Ten months after a Senate Armed Services Committee report faulted Transportation Command’s cyber posture, Gen. Darren McDew (left) and Gen. Paul Selva (right) said progress has been made.
The Senate Armed Services Committee last September released a report criticizing Transportation Command’s lack of awareness of cyber intrusions to its contractors. Appearing before the committee July 14, the sitting TRANSCOM commander and his potential successor made the case that the command’s cyber posture has improved significantly in the last 10 months.
“We’ve actually completely rewired the way we do cyber defense and cyber hygiene within the command,” said Air Force Gen. Paul Selva, the TRANSCOM commander whom President Barack Obama has nominated to be vice chairman of the Joint Chiefs of Staff. “So we have put our forces essentially on the offense, looking for people that are intruding into the network.”
The committee’s yearlong investigation concluded that Chinese hackers had breached the computer networks of contractors to the command 20 times over the course of a year, but that the command was aware of just two of those intrusions. The report faulted a lack of communication between the command, the U.S. military’s main artery for distributing troops and equipment, and other Defense Department components “regarding TRANSCOM’s need to know about cyber intrusions.” Among the inquiry’s other findings were “a lack of common understanding between TRANSCOM and its contractors as to the scope of cyber intrusions that must be reported,” and that the FBI and DOD components were often unaware that firms they identified as having been breached were TRANSCOM contractors.
Selva and the man nominated to succeed him as TRANSCOM head, Air Force Gen. Darren McDew, sought to turn the page on that checkered history at the hearing.
“I am beginning to understand the vastness of the [TRANSCOM] network,” said McDew, who most recently served as head of the Air Mobility Command. In his preliminary study of TRANSCOM, McDew said he learned the command “has put some things in place in their contracting system to allow the contractor to show assuredness of their network and to provide for requirements to report intrusions in their network.”

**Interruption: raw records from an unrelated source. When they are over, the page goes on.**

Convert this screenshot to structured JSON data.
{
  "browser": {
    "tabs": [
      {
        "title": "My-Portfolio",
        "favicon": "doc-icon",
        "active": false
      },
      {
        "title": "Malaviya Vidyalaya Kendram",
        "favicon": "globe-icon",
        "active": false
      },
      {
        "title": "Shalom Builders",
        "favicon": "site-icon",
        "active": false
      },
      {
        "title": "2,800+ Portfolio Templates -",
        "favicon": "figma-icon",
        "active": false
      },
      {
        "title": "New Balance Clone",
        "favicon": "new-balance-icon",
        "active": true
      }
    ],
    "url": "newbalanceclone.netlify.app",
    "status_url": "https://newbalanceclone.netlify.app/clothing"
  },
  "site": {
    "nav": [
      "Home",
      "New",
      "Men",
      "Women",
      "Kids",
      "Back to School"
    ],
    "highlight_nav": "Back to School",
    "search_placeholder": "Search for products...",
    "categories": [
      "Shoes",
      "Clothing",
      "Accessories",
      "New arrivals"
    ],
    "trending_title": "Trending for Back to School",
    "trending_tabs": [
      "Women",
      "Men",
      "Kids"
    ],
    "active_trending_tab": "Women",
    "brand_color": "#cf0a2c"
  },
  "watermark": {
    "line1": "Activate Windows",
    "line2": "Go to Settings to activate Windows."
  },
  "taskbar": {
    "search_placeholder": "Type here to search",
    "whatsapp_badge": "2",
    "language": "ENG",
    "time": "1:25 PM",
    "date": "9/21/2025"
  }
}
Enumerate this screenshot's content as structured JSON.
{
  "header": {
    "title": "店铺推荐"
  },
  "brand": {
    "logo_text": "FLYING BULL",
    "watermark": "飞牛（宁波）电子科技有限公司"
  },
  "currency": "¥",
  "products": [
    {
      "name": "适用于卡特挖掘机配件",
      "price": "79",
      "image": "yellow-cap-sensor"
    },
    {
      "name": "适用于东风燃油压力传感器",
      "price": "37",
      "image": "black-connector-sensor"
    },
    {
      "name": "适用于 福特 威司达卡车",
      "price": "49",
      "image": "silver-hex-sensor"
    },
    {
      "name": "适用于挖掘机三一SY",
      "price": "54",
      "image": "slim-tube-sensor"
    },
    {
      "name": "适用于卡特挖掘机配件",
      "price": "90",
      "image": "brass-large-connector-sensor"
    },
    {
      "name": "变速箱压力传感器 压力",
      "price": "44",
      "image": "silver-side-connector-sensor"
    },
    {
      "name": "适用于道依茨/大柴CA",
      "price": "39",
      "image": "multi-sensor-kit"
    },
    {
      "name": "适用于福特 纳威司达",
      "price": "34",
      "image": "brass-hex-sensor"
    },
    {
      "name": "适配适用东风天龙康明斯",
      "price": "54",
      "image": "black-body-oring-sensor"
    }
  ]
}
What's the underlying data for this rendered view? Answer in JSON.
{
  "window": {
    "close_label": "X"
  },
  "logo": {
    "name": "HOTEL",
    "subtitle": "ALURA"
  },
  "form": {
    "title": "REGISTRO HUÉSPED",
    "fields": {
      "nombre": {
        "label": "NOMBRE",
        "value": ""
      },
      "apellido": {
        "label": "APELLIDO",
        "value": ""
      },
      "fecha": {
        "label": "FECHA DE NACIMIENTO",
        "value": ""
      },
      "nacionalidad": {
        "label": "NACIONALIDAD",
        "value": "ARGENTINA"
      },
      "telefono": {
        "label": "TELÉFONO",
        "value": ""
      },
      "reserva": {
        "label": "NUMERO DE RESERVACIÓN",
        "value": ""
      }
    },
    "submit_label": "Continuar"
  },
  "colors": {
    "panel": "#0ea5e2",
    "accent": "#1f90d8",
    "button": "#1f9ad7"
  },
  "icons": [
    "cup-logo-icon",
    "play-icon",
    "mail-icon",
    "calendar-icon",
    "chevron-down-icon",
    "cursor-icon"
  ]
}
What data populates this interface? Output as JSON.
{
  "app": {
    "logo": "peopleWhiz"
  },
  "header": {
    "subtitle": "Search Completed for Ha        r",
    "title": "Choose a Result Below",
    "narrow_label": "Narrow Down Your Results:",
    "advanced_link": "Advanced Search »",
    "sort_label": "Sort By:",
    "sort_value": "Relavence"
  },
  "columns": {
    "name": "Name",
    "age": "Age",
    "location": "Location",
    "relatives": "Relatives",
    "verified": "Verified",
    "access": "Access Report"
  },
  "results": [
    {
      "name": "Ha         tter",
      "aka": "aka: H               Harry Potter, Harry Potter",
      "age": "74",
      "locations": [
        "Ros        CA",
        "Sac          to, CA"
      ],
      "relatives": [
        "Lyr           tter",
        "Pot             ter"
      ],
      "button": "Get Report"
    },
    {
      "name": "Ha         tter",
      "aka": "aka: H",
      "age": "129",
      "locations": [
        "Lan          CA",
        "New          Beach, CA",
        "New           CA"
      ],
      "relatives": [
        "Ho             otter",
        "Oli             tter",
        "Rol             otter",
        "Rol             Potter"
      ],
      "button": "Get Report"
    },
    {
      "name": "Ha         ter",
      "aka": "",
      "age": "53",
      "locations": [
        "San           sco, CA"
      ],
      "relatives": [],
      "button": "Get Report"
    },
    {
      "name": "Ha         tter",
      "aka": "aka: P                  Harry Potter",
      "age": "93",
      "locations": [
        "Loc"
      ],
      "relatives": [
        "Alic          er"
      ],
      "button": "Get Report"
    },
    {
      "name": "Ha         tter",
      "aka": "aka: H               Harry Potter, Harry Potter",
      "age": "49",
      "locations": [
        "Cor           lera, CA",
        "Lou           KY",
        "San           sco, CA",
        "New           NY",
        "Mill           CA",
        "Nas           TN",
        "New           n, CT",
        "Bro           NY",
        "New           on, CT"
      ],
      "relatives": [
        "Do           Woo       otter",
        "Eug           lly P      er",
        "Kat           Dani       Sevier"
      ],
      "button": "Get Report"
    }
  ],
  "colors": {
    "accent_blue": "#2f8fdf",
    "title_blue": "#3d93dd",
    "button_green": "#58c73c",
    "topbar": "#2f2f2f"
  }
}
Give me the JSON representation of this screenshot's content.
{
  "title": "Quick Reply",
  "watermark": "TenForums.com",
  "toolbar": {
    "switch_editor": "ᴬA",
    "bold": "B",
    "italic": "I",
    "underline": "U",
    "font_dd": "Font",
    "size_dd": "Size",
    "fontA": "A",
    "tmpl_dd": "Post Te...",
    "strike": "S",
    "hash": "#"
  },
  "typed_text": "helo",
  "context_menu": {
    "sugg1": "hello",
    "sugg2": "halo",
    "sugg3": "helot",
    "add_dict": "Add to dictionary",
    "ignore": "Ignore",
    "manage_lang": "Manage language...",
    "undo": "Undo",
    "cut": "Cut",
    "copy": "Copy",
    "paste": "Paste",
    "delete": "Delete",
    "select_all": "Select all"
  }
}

Implicitly addressing the committee report’s criticism of TRANSCOM’s lack of coordination with the FBI, Selva said there is a bureau liaison at the command’s headquarters. The command can also turn cyber forensics over to Cyber Command for defensive or offensive responses in the event of a breach, he said. A recent cyber exercise doing just that produced “a pretty good outcome,” he added.
Tony Cole, vice president and global government CTO at FireEye, said Transportation Command would be wise to hold its contractors to higher standards. “We know third-party contractors have been the path to numerous breaches in recent history,” he told FCW in an email. “Transportation Command, like the rest of the department, needs to embrace this issue and build a more agile process for defending their networks – with more stringent policies on their contractors, and an acceptance of the fact that they are likely compromised.”
That TRANSCOM was hit by a wave of cyber intrusions attributed to China was no coincidence, said Armed Services Chairman John McCain (R-Ariz.). According to the Pentagon, he said, “Chinese military analysts have identified logistics and mobilization as potential U.S. vulnerabilities, and their military doctrine advocates targeting these networks to impact our ability to operate during the early stages of conflict.”